Ultimately, all a potential interloper needs to do is to get close enough to the habitat to cross the void using an EVA sled or thruster pack. This can be accomplished by passing in the vicinity of the station and dropping the infiltrators off, by finding something nearby the station to hide a ship’s deceleration behind, or by catching a lift some other way.
An easier option, perhaps, is to take a ship that docks at the habitat, either legitimately or as a ruse, and then use the opportunity to sneak into space and over to the habitat. For colonies that deploy harvester drones, another possibility is to intercept one of these bots and use it catch a lift back to the station’s drone bay.
Aerostats and bathyscaphes are somewhat easier to approach. Any number of aircraft can be used to sneak up on an aerostat — microlights and balloons being particularly difficult to detect. There is also the option of skydiving down from an aircraft passing overhead — or even falling from space in a high-dive suit. Bathyscaphes, on the other hand, require swimming or using a vehicle that doesn’t get noticed by the station’s radar and sonar.
Criminal and smuggler outfits rely heavily on bribery or otherwise compromised security to gain access. Forged credentials are also relied upon, as is simply physically transporting backups or infomorphs on storage media through security and then re-instancing or resleeving them within.
Exterior Access
Once at the habitat’s exterior, an entrance can be found or created. This usually entails hacking an airlock. Cutting or blasting one’s way inside is also an option, though this draws attention with noisy things like decompression and explosions. Careful research of a station’s design might pinpoint spots where breaching the exterior does not trigger alarms.

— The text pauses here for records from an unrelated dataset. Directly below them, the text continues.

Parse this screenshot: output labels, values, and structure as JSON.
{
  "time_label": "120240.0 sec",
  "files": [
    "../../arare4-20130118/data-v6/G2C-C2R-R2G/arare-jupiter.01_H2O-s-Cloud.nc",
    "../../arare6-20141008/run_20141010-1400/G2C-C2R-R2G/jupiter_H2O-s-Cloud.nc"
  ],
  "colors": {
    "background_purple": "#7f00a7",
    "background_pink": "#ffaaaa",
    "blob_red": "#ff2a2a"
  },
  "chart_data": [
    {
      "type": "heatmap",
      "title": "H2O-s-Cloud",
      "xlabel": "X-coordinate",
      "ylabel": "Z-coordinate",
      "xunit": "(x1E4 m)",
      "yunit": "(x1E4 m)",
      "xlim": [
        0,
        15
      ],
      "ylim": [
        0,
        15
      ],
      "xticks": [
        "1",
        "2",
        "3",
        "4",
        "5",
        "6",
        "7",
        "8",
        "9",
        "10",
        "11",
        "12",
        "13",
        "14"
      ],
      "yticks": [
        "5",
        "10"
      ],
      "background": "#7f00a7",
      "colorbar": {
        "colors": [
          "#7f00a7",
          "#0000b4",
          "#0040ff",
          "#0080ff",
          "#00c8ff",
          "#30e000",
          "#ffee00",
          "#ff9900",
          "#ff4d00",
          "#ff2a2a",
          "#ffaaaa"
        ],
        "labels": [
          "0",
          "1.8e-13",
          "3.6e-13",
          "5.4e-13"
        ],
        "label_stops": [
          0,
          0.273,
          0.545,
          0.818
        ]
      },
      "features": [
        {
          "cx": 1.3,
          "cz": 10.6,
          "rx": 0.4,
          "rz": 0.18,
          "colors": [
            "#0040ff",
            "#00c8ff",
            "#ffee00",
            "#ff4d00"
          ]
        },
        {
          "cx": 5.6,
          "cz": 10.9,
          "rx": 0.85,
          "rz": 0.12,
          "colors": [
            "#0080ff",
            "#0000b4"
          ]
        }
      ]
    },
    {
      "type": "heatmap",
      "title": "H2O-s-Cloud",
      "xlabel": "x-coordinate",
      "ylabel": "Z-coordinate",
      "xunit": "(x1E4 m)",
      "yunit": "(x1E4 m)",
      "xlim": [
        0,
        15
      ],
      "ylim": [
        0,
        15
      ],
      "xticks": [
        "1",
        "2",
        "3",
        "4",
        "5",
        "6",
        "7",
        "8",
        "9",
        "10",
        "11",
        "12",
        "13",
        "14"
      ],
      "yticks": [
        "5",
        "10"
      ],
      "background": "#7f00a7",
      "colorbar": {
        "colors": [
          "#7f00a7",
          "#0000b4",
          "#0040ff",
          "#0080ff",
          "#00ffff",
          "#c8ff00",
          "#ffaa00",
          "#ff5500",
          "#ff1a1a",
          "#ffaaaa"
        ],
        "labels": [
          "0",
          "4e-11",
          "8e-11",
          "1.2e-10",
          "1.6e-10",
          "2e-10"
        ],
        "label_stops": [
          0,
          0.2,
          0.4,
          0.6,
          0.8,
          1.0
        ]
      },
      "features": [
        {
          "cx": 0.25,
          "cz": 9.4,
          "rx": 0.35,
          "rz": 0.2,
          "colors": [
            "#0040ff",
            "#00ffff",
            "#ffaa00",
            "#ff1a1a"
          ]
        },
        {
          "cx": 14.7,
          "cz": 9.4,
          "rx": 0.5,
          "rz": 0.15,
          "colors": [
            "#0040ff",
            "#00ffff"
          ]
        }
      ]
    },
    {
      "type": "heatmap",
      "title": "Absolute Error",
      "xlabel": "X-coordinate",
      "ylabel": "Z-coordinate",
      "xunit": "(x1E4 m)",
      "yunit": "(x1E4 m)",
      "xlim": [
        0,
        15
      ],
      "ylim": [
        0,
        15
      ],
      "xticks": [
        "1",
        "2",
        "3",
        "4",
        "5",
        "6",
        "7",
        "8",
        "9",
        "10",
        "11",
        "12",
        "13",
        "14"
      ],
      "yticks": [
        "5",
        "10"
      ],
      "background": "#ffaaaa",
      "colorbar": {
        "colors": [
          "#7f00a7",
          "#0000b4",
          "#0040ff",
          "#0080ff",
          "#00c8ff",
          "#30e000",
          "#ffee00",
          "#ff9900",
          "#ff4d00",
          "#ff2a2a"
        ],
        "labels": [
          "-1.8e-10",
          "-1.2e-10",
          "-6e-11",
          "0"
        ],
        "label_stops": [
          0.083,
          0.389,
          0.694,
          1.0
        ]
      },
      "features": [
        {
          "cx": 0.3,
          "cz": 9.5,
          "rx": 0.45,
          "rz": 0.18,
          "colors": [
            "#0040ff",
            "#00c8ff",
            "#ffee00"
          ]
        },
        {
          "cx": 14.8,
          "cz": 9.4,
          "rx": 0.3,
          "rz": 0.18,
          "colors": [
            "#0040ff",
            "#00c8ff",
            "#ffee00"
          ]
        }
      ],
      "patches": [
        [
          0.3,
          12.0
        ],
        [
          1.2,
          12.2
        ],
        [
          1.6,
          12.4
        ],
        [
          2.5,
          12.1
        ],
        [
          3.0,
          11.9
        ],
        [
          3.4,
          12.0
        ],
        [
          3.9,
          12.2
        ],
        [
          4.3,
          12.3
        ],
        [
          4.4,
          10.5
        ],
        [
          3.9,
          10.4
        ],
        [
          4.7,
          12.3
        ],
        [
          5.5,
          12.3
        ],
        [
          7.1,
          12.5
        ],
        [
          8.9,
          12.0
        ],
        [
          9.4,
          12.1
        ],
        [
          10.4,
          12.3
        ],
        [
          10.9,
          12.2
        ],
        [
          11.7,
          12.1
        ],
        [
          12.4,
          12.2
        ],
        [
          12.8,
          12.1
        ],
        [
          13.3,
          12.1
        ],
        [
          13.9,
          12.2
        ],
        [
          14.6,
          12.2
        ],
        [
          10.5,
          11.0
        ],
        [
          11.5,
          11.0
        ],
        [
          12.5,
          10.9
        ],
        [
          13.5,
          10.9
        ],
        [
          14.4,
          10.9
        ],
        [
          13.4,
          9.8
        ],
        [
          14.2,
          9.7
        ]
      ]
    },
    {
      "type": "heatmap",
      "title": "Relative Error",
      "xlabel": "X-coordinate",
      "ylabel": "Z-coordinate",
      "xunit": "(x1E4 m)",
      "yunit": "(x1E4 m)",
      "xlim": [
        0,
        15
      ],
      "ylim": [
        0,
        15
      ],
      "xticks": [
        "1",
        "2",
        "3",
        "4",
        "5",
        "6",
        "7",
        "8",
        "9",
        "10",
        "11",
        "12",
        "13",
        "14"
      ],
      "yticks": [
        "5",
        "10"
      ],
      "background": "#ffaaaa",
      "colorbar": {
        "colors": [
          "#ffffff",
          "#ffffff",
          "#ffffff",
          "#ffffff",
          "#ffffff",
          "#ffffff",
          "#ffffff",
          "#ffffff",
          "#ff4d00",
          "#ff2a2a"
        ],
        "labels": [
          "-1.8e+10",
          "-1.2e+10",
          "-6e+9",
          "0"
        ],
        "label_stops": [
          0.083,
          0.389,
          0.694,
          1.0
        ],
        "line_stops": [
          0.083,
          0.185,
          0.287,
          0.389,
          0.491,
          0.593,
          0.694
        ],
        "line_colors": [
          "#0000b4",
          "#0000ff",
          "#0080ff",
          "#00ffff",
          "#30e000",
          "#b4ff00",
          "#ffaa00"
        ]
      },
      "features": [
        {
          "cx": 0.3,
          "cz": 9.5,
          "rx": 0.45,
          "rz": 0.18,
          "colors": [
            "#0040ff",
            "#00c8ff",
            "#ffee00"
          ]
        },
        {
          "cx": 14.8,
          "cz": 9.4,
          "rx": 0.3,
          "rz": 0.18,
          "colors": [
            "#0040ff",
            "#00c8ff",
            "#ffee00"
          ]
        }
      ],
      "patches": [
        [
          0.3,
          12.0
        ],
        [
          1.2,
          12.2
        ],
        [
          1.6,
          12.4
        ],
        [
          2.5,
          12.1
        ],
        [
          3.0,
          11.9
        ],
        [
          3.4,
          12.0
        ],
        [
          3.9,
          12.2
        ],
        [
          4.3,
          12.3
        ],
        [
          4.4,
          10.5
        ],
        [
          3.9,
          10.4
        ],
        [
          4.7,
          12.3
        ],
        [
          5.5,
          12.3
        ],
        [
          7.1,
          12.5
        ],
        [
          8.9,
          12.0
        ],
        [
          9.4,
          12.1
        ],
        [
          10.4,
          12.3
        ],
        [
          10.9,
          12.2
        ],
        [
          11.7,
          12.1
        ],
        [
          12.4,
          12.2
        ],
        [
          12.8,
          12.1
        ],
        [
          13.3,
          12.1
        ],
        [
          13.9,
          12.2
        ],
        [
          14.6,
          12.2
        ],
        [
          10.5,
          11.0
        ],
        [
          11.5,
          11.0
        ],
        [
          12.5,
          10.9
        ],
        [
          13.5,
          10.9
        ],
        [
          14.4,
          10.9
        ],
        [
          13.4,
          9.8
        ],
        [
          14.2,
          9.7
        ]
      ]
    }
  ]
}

Beehives or warren habitats, for example, might have unused or forgotten tunnels that lead to interior airlocks.
Lingering too long on a habitat exterior may attract attention. Exteriors are typically equipped with security cameras and infrared sensors overwatched by security AIs. Particularly secure or paranoid stations may have seismic sensors built into the hull or feature regular sentry bot patrols. Workers and maintenance bots on a hab’s exterior, though not normally armed or trained as security guards, will report suspicious visitors. In the Jovian system, almost all exterior work is done by teleoperated bots due to extreme radiation. In other outer system habs, such as big clusters like Locus, spacewalking is very common simply as a means of getting around, so being spotted is much more likely — though, depending upon the situation, the observer might not even bother reporting your presence to anyone.